De Niro’s story, along with others, are part of new podcast series produced by the 9/11 Memorial Museum called “Our City. Our Story,” which is now available on iTunes and the 9/11 Memorial Museum’s website.
Hosted by experienced 9/11 oral historian Jenny Pachucki, this series focuses on stories of New Yorkers, both the everyday and the more known, to examine the place that 9/11 has taken in the greater context of their lives and how it has affected their relationship to the city.
Those who call New York home have a unique perspective on the 9/11 attacks. Whether experienced firsthand or viewed from a different borough, New Yorkers endured the deadliest attack on American soil since WWII. Each person featured comes to the conversation with a different level of closeness to the attacks. The podcast captures these points of view and more.
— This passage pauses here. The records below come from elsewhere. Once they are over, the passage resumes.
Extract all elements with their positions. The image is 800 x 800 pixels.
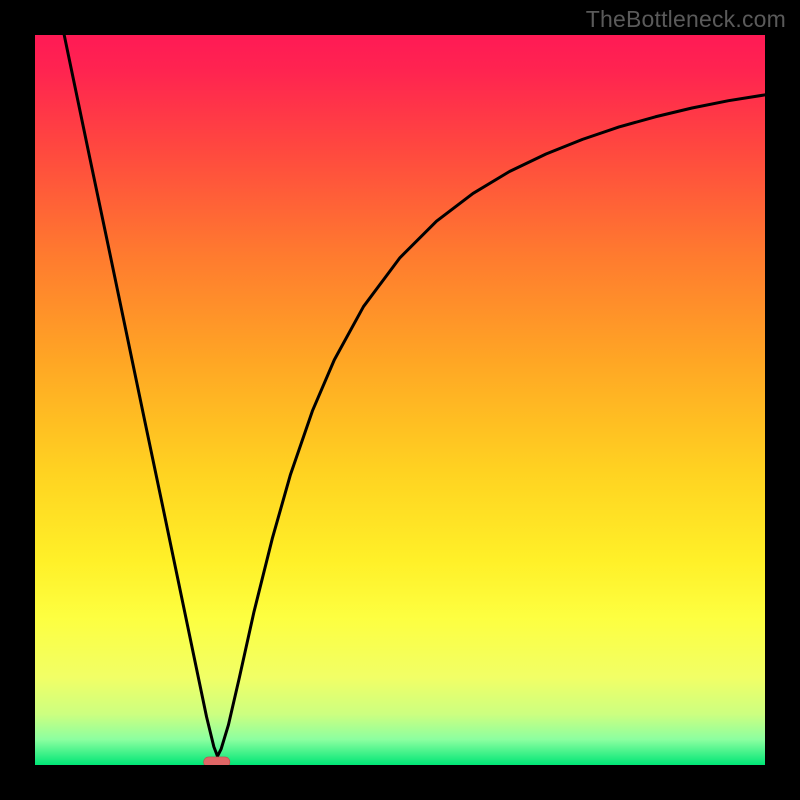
chart-canvas: TheBottleneck.com: [0, 0, 800, 800]
watermark-text: TheBottleneck.com: [586, 6, 786, 33]
chart-background-gradient: [35, 35, 765, 765]
bottleneck-curve-chart: [0, 0, 800, 800]
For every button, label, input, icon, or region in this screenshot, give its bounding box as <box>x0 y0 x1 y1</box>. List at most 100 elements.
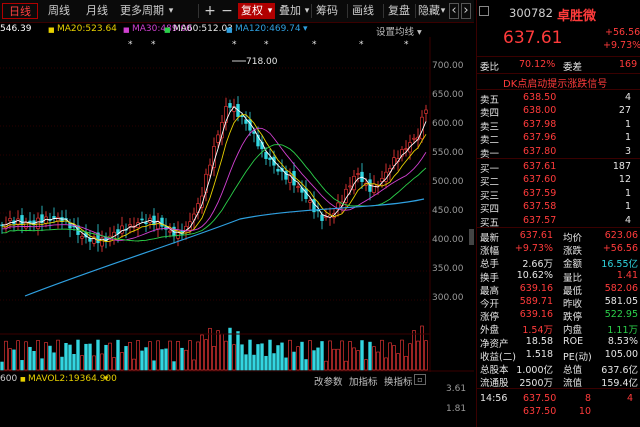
chevron-down-icon[interactable]: ▾ <box>304 6 310 16</box>
stat-value: 637.61 <box>519 230 553 241</box>
tab-daily[interactable]: 日线 <box>2 3 38 19</box>
kline-chart[interactable]: * * * * * * * 718.00 <box>0 37 474 372</box>
prev-arrow-icon[interactable]: ‹ <box>449 3 459 19</box>
stat-value: 1.11万 <box>607 325 638 337</box>
bid-ratio-label: 委比 <box>480 62 500 73</box>
candle-body <box>8 218 12 222</box>
ask-row[interactable]: 卖一 637.80 3 <box>477 146 640 160</box>
candle-body <box>400 149 404 157</box>
candle-body <box>336 202 340 210</box>
signal-banner[interactable]: DK点启动提示涨跌信号 <box>503 79 608 90</box>
price-change: +56.56 <box>605 27 640 38</box>
bid-row[interactable]: 买五 637.57 4 <box>477 214 640 229</box>
ask-row[interactable]: 卖二 637.96 1 <box>477 132 640 146</box>
volume-bar <box>328 340 332 371</box>
ma5-value: 546.39 <box>0 24 32 34</box>
chevron-down-icon[interactable]: ▾ <box>265 3 275 19</box>
candle-body <box>228 103 232 108</box>
candle-body <box>320 214 324 221</box>
volume-bar <box>172 361 176 371</box>
stat-label: ROE <box>563 335 584 347</box>
signal-star-icon: * <box>151 40 156 50</box>
stock-name: 卓胜微 <box>557 9 597 24</box>
moving-average-line <box>2 114 427 242</box>
stat-value: 10.62% <box>516 269 553 281</box>
draw-line-button[interactable]: 画线 <box>352 4 374 17</box>
tick-row: 14:56 637.50 8 4 <box>477 393 640 406</box>
candle-body <box>200 195 204 208</box>
ask-price: 637.96 <box>523 132 557 144</box>
stat-value: 637.6亿 <box>601 365 638 376</box>
y-tick: 350.00 <box>432 264 464 274</box>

“9/11 was one of the worst days, but 9/12 was one of the best,” said Cristin Cricco-Powell, a reality television producer who is featured in episode 2. She remembers a time when one of the biggest cities in the world felt like a small town as New Yorkers came together and responded to their community.
Together these stories create a mosaic of perspectives that highlight the collective resilience of the New York character. Hoboken native Roger Corrado was running late to work on 9/11. As the vice chair of the New York Board of Trade, he worked around the clock to make sure Wall Street could re-open as soon as possible.
“New York people won’t bow down.” Corrado says in episode 4. “Nobody’s gonna knock us down. We just get up, dust ourselves off, and fight and keep going.”